"O que existe hoje é um sistema de crime perfeito"

Valor Econômico, Especial, p. A16. - 28/06/2022
"O que existe hoje é um sistema de crime perfeito"
Entre as terras indígenas que têm garimpos ilegais de ouro estão a dos índios ianomâmi, munduruku e caiapó

Marcos de Moura e Souza

28/06/2022

A posição adotada pelas empresas suíças que fazem refino de ouro merece elogios e pode inspirar empresas de outros países a também adotarem medidas mais restritivas em relação ao ouro do Brasil. O problema, no entanto, é saber como, na prática, essas empresas terão certeza que não estão comprando ouro que foi extraído ilegalmente de terras indígenas ou de unidades de conservação do Brasil. Foi assim que reagiu ontem Sérgio Leitão, diretor do Instituto Escolhas, organização que tem produzido estudos sobre a extração ilegal de ouro no Brasil ao anúncio dos suíços.

"A pergunta que fica, concretamente, é quais são os passos que vão demonstrar para o consumidor, para o cidadão suíço ou para os consumidores brasileiros que este ouro não veio de fato de terra indígena? Porque hoje está tudo misturado", diz.

A maior parte do extraído no Brasil é feito por mineradoras, as maiores delas operando em Minas Gerais, Bahia, Maranhão e Amapá. A outra forma de extração se dá nos garimpos - que exploram camadas do solo mais superficiais que as mineradoras. O garimpo de ouro é uma atividade legalizada no Brasil. Mas para isso é necessário autorização federal, as permissões de lavra garimpeira (PLGs).

O que há muitos anos desafia autoridades é como garantir que o ouro extraído ilegalmente de terras indígenas ou de unidades de conservação não seja "esquentado" como tendo sido extraído de áreas cobertas por PLGs.

Entre as terras indígenas que têm garimpos ilegais de ouro -- parte suspeito de ser esquentado -- estão a terra dos índios ianomâmi, que no Brasil se situa entre os Estados do Amazonas e Roraima; as terras dos munduruku, no Pará; e dos caiapó, no Mato Grosso.

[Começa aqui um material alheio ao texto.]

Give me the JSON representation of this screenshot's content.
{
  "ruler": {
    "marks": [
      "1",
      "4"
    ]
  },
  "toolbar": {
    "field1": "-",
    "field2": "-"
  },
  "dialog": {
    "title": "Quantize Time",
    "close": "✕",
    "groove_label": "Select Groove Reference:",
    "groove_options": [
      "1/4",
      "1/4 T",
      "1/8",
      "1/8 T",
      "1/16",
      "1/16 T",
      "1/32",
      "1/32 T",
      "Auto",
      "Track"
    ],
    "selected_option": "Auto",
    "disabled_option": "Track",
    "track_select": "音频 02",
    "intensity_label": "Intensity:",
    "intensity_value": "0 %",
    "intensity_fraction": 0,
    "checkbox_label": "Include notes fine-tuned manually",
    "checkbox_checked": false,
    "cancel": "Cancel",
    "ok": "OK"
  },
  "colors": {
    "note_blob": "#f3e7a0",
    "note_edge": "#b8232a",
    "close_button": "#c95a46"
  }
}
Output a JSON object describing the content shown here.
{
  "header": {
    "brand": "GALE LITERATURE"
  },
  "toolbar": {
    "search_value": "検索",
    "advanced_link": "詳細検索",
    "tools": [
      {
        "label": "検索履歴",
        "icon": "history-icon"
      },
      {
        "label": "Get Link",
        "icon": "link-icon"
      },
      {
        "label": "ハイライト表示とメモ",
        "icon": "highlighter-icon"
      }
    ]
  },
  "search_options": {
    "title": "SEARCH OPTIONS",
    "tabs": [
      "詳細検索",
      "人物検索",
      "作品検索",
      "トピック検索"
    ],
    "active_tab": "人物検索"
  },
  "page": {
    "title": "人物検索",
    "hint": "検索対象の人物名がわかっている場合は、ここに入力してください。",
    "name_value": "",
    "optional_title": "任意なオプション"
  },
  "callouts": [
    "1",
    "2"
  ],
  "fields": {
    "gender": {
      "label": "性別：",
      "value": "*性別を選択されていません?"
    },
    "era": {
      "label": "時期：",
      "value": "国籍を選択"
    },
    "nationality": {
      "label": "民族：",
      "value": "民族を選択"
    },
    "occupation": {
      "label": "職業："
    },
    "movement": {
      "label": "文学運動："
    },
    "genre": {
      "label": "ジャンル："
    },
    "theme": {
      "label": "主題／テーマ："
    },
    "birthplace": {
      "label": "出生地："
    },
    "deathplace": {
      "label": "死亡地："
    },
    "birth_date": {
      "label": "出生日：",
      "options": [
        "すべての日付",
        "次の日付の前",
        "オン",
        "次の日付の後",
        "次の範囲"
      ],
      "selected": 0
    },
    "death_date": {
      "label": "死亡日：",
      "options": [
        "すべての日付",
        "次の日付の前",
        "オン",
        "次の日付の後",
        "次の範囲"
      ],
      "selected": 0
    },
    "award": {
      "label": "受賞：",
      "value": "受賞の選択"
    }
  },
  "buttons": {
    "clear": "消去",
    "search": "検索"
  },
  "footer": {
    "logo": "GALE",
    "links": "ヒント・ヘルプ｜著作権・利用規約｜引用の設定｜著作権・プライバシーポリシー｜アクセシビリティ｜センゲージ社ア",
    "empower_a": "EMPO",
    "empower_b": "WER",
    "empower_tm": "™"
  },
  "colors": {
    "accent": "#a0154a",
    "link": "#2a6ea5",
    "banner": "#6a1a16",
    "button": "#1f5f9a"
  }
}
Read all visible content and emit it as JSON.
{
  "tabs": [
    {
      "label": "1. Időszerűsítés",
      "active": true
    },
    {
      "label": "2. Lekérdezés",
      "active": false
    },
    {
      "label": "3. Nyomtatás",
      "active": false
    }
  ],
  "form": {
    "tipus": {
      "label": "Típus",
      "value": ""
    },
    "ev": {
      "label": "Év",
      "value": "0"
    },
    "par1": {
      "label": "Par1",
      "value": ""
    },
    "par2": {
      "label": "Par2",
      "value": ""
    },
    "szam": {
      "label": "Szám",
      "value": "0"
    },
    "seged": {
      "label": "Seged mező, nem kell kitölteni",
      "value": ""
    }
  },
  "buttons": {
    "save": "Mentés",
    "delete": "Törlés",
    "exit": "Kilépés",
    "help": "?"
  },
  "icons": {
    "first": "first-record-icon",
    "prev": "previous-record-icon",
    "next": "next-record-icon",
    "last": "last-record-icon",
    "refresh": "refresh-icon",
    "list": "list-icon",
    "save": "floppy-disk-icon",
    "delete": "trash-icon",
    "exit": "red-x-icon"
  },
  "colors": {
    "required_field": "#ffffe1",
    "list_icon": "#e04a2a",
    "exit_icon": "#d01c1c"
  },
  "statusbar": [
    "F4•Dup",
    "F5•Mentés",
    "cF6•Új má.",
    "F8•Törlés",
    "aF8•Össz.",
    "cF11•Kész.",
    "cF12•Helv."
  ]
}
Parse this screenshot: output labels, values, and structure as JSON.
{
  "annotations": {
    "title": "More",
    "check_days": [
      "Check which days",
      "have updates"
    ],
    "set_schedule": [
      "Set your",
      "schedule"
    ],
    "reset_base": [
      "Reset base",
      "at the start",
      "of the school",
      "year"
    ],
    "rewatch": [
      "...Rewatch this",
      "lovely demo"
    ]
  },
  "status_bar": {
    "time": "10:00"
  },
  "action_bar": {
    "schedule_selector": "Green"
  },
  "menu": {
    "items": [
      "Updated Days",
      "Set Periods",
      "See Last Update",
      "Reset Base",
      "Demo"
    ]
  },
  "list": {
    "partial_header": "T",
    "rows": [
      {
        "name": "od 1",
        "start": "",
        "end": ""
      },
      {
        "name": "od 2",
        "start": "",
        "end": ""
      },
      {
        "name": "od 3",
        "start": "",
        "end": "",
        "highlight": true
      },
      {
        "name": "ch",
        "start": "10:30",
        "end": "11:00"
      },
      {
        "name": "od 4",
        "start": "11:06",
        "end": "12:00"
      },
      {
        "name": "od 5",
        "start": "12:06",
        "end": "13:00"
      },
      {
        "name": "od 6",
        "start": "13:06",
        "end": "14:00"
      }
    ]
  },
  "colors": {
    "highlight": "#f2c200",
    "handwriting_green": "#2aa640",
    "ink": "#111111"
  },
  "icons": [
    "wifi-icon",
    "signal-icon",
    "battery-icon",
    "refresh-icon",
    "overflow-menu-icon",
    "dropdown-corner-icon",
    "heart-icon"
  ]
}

Além do desafio de combater a invasão de terras indígenas por garimpeiros, outro obstáculo no combate ao ouro ilegal, que é como evitar que empresas regularmente autorizadas a comprar ouro de garimpos legalizados não comprem - sabendo ou não - nos mesmos lotes ouro foi extraído de áreas proibidas.

As empresas autorizadas pelo Banco Central a comprarem ouro de garimpos legalizados - e posteriormente abastecer legalmente o mercado - são as classificadas como DTVMs. Mas a crítica frequente é que há pouco controle sobre a origem real do ouro adquirido por elas na Amazônia.

"O que existe atualmente é um sistema de crime perfeito. As pessoas entram nas terras indígenas, entram nas unidades de conservação, tiram ouro lá de dentro e fazem uma lavagem dizendo que aquilo saiu de uma autorização legalmente", diz Leitão, lembrando que as regras em vigor embutem o pressuposto da boa-fé nesse comércio inicial, marcado por um ambiente de pouco controle. "As notas fiscais são feitas ainda em papel", acrescenta Leitão. "Se a gente não mudar essa estrutura que hoje permite às DTVMs e às PLGs operarem da maneira operarem a gente não vai mudar essa situação."

O BC, por meio de sua assessoria, afirmou ao Valor que fiscaliza as instituições por ele autorizadas a funcionar, dentre elas as DTVMs, quanto ao cumprimento das regras legais ou infralegais. "No caso do mercado de ouro, essas competências dizem respeito à fiscalização das atividades e das operações com o ouro ativo financeiro ou instrumento cambial passíveis de ser enquadradas como privativas de instituições financeiras. Nesse âmbito, não se encontra a fiscalização ou supervisão do comércio de ouro nos locais com permissão de garimpo. Somente após a aquisição do ouro pela instituição financeira, com a finalidade de torná-lo ativo financeiro ou instrumento cambial, e sua inserção nos mercados financeiro ou cambial, é que o metal adentra a competência do Banco Central."